The Extractive Success of Financial Systems: Microfinance and the Financialisation of Poverty

Friday, 3 July 2015: 8:30 AM-10:00 AM
CLM.2.06 (Clement House)
Philip Mader, University of Basel, Basel, Switzerland
Microfinance emerged from the sphere of grassroots development, but has fundamentally transformed into a financial sub-sector which today may serve as a key case for studying the mechanisms and effects of financialisation. As a financial market-driven intervention deeply intertwined with transnational processes of financialisation, the expansion and workings of microfinance may be studied on three dimensions, which in turn represent important dimensions of the growth and deepening of financial systems: shifting narratives, growing governmentality and extractive success. First, an analysis of microfinance’s representation in contemporary developmental and financial discourse shows that its appeal is built on positive mobilising narratives which present poverty as a problem of finance, portraying microfinance as a superior solution relative to charity or redistributive alternatives.

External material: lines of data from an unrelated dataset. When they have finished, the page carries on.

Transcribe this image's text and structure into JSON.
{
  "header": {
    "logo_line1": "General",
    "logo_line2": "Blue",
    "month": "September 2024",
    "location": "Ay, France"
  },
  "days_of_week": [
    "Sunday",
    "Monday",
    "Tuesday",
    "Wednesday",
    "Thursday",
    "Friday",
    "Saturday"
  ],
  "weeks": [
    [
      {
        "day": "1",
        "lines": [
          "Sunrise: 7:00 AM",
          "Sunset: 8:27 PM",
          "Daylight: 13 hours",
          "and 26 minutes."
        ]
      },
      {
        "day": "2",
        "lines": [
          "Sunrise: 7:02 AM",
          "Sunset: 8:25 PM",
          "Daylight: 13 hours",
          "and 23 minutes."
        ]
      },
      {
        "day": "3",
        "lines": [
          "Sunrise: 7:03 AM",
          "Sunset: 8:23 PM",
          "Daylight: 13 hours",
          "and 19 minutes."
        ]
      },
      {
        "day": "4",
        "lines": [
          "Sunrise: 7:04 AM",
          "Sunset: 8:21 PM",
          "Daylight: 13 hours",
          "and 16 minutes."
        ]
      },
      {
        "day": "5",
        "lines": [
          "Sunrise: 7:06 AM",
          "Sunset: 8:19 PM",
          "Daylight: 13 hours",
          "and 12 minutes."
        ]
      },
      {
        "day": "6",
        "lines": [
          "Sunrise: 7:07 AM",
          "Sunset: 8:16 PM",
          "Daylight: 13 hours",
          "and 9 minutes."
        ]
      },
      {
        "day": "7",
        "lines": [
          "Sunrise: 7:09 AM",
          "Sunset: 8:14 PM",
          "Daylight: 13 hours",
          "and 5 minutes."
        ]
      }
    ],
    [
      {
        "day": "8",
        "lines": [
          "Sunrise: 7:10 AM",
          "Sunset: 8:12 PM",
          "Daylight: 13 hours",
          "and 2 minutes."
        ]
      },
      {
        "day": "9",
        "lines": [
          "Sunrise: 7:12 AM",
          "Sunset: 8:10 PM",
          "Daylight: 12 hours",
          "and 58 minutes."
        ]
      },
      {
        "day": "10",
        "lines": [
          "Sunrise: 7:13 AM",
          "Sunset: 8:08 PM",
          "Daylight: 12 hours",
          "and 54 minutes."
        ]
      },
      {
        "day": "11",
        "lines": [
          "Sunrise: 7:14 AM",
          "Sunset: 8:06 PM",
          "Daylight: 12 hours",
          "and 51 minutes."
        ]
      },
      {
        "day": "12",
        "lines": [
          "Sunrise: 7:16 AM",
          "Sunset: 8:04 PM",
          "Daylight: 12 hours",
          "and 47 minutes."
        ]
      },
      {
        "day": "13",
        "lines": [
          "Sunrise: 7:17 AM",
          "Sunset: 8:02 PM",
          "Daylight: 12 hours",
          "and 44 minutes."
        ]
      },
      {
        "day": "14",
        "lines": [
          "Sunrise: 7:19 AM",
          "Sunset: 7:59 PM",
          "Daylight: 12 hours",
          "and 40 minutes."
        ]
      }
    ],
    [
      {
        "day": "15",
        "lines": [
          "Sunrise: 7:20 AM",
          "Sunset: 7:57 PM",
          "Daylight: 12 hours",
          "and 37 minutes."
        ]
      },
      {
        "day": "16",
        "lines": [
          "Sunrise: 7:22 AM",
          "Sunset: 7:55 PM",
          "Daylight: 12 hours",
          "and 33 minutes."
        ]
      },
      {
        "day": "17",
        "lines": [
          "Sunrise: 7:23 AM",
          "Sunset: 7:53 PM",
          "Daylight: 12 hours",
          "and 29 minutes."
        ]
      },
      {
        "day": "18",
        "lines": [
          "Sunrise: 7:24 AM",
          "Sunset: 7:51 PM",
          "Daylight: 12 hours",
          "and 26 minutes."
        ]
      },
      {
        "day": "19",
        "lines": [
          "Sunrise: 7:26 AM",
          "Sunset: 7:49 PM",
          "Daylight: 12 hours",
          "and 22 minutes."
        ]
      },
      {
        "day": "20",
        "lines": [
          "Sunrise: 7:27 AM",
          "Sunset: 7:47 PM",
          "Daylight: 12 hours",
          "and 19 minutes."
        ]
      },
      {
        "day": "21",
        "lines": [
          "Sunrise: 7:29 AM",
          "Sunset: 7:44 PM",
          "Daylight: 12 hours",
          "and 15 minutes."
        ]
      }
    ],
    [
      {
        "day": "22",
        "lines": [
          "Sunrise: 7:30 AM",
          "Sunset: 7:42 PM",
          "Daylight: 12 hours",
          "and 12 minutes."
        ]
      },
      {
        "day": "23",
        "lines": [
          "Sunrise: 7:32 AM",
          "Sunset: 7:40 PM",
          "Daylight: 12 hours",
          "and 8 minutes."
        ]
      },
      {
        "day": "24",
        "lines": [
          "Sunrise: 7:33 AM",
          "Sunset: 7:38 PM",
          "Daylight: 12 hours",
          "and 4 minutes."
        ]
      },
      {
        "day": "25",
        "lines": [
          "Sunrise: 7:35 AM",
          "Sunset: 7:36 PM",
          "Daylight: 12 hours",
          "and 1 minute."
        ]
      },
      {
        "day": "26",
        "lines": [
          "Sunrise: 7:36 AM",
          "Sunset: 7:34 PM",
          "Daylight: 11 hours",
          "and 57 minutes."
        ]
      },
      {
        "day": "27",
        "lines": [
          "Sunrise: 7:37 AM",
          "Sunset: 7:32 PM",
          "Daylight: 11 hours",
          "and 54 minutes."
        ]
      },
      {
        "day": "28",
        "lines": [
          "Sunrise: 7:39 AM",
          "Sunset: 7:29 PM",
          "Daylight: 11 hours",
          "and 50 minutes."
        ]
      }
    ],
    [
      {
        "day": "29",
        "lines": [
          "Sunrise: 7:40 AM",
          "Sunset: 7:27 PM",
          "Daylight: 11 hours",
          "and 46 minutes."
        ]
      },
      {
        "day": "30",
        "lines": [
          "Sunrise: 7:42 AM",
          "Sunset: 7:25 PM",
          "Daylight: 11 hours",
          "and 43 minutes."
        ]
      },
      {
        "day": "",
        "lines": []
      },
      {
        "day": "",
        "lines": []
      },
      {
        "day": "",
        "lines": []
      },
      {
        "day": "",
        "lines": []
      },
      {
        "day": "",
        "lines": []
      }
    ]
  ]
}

Second, an analysis of the credit technologies at work in mainstream and non-mainstream microlending shows that, as a financial system, microfinance builds governmentality which generates technologies of the self, employed by disciplinary individuals to uphold regularity in capital flows; this has empirically discernible (yet usually ignored) effects on borrowers’ lives. Third, microfinance makes possible the extraction of surplus value from borrowers at a considerable and quantifiable scale, drawing new labour resources into the capital accumulation circuit through an entreployee-type capital-labour relationship. These three dimensions invite us to reflect upon the operation of capitalist financial systems and the ways in which they expand by demonstrating the normative importance of supportive narratives, the role of specific technologies of governance, and their material effects in terms of surplus accumulation.